Teo and I stay away those long hours he’s sanding. When Bill’s day is done he’s covered in wood-dust, coated like a soft fawn.
These days, when it’s just Teo and I, I often feel there’s so much going on within 600 square feet of a home and I find myself speaking and thinking in fragments:
Insane.
Cluttered.
Lost.
So much love.
Poop everywhere.
Pee everywhere.
Dog hair: everywhere.
Tame your fear.
Fear, a survival instinct. Next to it sits the feeling of utter joy. I’ve never been happier as when I’m when I’m carrying Teo on my hip through our apartment and his hand lands on my heart as the dogs trot around my ankles. No, I’ve never been happier. I want to protect this happiness and the feeling drives me mad. I search for faith. There was a time when I was certain there was something beyond what we can see and hear and touch.

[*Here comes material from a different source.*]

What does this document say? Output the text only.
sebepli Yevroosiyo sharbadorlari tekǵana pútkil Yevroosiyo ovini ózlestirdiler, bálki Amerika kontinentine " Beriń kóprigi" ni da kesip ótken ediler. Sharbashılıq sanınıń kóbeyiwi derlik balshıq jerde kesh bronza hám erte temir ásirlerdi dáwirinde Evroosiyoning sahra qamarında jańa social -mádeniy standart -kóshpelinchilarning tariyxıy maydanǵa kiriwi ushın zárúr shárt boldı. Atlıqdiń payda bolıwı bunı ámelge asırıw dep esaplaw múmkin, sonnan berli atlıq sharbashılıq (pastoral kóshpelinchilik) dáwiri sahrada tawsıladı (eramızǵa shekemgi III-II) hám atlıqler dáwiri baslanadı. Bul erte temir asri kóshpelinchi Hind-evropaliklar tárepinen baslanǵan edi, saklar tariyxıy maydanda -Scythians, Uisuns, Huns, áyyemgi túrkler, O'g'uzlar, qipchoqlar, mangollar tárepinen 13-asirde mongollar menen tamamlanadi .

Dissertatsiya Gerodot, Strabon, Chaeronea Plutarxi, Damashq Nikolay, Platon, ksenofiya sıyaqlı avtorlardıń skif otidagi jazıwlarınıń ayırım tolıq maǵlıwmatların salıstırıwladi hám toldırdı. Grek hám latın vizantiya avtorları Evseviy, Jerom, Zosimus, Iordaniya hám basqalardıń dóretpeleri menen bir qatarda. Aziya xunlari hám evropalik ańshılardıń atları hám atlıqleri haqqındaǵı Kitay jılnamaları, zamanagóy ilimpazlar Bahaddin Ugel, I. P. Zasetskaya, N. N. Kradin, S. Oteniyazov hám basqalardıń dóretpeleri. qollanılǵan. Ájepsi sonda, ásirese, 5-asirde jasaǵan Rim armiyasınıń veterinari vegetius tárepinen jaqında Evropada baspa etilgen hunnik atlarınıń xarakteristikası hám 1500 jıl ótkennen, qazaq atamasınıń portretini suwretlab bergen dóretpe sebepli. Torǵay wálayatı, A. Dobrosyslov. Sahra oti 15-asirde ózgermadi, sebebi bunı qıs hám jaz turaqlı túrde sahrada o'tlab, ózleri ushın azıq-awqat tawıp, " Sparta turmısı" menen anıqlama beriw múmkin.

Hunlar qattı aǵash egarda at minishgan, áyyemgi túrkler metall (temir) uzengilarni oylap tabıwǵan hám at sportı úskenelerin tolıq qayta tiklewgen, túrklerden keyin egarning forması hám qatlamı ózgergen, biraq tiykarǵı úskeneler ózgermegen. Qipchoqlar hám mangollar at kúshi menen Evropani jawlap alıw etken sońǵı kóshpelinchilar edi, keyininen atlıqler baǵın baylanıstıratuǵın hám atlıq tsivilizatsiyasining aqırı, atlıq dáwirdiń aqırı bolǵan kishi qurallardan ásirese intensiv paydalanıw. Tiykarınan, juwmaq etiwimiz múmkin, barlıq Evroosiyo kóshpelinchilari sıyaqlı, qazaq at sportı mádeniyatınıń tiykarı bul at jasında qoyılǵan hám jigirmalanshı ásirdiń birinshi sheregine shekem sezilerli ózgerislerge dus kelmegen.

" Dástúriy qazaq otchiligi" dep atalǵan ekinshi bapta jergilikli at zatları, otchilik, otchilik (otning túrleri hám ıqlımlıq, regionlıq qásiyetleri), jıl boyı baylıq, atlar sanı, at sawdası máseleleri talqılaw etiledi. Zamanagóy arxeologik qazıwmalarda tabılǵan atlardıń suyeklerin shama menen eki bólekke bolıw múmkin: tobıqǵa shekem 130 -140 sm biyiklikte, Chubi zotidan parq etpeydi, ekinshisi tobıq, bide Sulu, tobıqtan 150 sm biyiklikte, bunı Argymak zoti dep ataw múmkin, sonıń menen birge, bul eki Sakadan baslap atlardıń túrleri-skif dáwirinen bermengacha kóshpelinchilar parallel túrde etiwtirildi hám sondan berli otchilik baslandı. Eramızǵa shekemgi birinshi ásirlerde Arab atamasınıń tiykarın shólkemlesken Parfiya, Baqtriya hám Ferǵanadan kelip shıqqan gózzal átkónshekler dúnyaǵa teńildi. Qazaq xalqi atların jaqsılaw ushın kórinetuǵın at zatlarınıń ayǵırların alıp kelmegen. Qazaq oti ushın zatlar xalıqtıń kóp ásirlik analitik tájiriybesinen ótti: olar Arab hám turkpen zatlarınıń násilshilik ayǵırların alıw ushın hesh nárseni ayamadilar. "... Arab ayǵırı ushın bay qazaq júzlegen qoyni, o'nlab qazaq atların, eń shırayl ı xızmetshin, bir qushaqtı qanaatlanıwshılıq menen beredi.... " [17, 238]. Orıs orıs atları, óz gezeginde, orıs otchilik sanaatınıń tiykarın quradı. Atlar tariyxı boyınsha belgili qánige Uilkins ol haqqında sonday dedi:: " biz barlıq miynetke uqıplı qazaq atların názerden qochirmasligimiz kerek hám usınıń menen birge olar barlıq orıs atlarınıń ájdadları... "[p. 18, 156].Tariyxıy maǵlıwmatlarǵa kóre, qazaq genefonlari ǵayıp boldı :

I once wrote a shape poem about that time:
Budgie
I prayed before
bedtime that God
would help me find my
yellow budgie. I had
let her out of her cage.
Perched her in the hibiscus
tree that’s kept in my room
(Mom says it’s because my room
gets the best light). Instead of staying
perched like she was told, she flew off
to somewhere I couldn’t find. So there
in the dark, with my hands neatly folded,
I promised to never doubt God’s existence
if He would please bring me my budgie
(and Egyptian Cartouche necklace. It has
my name spelled in hieroglyphics). I shot that
prayer up like a laser beam through Heaven’s
clouds and my plea flooded all the rooms of
God’s castle. After an hour or so, God agreed
to take me up on the bargain, and I was startled
by the sound of flapping wings. I turned on the
light to see my budgie flying around the ceiling
before he tumbled, wings open, behind the big chair. I never knew birds could fall. I leapt out of bed and pulled the chair from the wall and there was my budgie looking
up at me.Her legs tangled
in my Egyptian Cartouche
necklace. I untangled
her and put her back
her in her cage.
She seemed relieved
to finally be home.
God doesn’t always
agree to my bargains,
just sometimes, every
blue moon or so. And
when He does, it
always surprises
me. And I don’t
know why.
I guess as time moved on and life became even more precious, my faith slowly diminished. It’s not completely gone, I’d just like to beef it up some. I feel like if I don’t, I’ll never be able to let go of this fear and therefore, I won’t be open to receive love and light.
Do you have miracle story that helps you remember why you have faith to begin with?